Pour prouver le mariage par la possession d'état, l'enfant qui se dit légitime, doit d'abord établir que du vivant de ses parents, ceux-ci réunissaient les éléments constitutifs de la possession d'état d'époux (A). Ensuite, il doit démontrer qu'ils ont possédé l'état de gens mariés de façon continue jusqu'à leur décès (B).

A. L'ETABLISSEMENT DES FAITS CONSTITUTIFS DE LA POSSESSION

D'ETAT D'EPOUX

58. La preuve du mariage par la possession d'état consiste pour l'essentiel à établir l'existence des faits constitutifs de la possession d'état d'époux. « La possession d'état civil d'époux s'établit par une réunion suffisante de faits qui supposent l'existence du lien matrimonial »113(*). Il s'agit des faits traditionnels connus : le nomen, le tractatus et la fama.

59. Le nomen, il est vrai, est ici moins significatif qu'il ne l'est dans la possession d'état d'enfant légitime. Il s'agit tout de même d'un indice dont le rôle ne peut être nié. Les enfants pourront commencer par exciper que leur mère a toujours porté le nom d'une femme mariée. C'est-à-dire qu'en plus de son nom de jeune fille, elle portait le nom de leur père. Dans l'Avant-projet de code, la femme mariée a le droit de conserver son nom séparément ou conjointement avec celui de son mari114(*). C'est dire qu'elle a la faculté d'adjoindre à son nom de jeune fille celui de son époux. Cette adjonction de nom est une marque de son statut de femme mariée. En fonction du nom qu'elle porte, on peut présumer qu'une femme a la qualité d'épouse. BOMBA NGO Nicole et Madame AYISSI née BOMBA NGO Nicole115(*) sont les appellations d'une même personne. Le premier nom est celui de jeune fille, tandis que le second nom est celui de femme mariée. La seconde appellation laisse deviner que BOMBA NGO Nicole est l'épouse de monsieur AYISSI. Les enfants n'auront qu'à produire divers documents écrits et titres116(*) sur lesquelles figuraient cette seconde dénomination pour démontrer que leur mère pouvait être considérée comme l'épouse d'un monsieur X, leur père.

60. Ils doivent ensuite établir le tractatus. Il s'agit pour les enfants de montrer que les parents se sont toujours comportés comme des gens mariés117(*). Le père de son vivant doit avoir traité la mère comme son épouse et réciproquement, la mère doit avoir traité le père comme son époux. Les enfants doivent prouver que de part l'attitude des parents, il ne faisait l'ombre d'aucun doute qu'ils étaient mariés. Image interne de l'union conjugale, le tractatus est dans ce contexte difficile à prouver. Il dépend uniquement de la conduite des parents, qui peut être difficile à appréhender. Ce n'est sans doute pas l'élément le plus riche et le plus probant de la possession d'état d'époux.
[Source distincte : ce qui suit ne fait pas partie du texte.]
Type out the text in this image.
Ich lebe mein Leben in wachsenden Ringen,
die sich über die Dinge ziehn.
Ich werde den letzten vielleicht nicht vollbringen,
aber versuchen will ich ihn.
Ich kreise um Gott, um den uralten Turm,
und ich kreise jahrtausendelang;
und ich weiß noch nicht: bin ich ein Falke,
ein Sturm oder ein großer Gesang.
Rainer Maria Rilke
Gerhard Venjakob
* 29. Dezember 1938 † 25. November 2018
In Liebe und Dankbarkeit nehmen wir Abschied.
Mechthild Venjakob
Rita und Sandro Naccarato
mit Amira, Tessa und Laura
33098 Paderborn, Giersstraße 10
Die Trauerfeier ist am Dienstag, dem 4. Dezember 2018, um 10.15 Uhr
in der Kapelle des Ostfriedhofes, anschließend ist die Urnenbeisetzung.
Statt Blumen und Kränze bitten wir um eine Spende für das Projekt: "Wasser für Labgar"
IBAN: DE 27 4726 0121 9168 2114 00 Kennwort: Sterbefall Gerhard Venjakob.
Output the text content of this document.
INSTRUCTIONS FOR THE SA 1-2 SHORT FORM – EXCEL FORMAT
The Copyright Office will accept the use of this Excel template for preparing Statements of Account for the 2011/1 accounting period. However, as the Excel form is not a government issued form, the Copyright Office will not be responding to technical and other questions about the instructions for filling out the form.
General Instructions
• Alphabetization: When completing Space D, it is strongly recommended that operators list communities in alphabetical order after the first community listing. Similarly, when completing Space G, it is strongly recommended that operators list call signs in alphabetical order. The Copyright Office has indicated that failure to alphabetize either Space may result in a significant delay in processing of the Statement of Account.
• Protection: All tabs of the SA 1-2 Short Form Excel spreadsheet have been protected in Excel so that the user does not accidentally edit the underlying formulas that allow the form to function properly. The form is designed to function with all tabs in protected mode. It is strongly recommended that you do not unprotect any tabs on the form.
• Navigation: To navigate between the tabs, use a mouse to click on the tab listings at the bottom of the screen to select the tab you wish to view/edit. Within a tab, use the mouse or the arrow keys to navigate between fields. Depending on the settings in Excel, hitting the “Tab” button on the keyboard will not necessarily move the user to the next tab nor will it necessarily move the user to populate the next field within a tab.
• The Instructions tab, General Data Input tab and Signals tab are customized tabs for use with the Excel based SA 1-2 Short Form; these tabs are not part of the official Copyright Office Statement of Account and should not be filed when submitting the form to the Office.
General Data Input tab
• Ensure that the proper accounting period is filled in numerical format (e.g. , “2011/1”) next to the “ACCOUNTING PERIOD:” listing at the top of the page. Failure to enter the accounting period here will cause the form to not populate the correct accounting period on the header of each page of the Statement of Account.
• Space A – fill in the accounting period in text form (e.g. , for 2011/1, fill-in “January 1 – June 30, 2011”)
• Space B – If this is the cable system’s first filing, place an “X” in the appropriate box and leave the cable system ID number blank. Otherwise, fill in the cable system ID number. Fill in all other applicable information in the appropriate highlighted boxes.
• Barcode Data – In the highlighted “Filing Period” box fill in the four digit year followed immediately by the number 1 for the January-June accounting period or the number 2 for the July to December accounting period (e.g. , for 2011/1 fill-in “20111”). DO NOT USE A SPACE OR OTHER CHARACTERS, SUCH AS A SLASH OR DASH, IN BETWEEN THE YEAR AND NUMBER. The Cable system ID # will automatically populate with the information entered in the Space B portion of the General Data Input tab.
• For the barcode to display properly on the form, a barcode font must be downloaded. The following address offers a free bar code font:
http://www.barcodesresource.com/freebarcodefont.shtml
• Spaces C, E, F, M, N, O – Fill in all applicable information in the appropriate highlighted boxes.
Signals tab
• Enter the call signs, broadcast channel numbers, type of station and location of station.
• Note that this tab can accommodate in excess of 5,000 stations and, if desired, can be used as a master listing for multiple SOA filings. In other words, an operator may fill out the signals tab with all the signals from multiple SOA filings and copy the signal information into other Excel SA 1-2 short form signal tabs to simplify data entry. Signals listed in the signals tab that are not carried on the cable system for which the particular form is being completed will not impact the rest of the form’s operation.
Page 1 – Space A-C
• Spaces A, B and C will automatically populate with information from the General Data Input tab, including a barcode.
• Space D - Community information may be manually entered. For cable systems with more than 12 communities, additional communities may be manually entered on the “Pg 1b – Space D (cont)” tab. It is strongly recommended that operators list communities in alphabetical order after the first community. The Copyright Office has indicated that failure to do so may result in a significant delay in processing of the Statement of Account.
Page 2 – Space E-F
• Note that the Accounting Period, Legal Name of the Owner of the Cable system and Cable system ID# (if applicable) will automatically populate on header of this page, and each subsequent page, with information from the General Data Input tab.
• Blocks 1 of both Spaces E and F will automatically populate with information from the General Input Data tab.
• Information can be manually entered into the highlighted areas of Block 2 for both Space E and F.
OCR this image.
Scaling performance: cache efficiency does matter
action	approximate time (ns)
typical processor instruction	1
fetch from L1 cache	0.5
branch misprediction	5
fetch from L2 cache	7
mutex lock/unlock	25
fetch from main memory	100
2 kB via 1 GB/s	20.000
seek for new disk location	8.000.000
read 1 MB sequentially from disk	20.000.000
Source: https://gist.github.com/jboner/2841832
61. Plus que le tractatus difficile à établir, c'est la fama, l'image externe de la relation conjugale qui pourra véritablement permettre aux enfants de prouver le mariage des parents. Les enfants devront apporter la preuve que les parents étaient reconnus et traités comme des gens mariés par la famille et par la société. Ils s'appuieront notamment sur les témoignages des membres de la famille, amis et voisins des défunts parents. Il faut dire que, l'autorité publique peut être d'un grand soutien pour les enfants. S'il y a une autorité publique qui reconnaissait les parents comme des conjoints, les enfants ne devront pas manquer d'obtenir son témoignage. La parole d'une autorité publique est assez fiable pour être considérée comme vraisemblable.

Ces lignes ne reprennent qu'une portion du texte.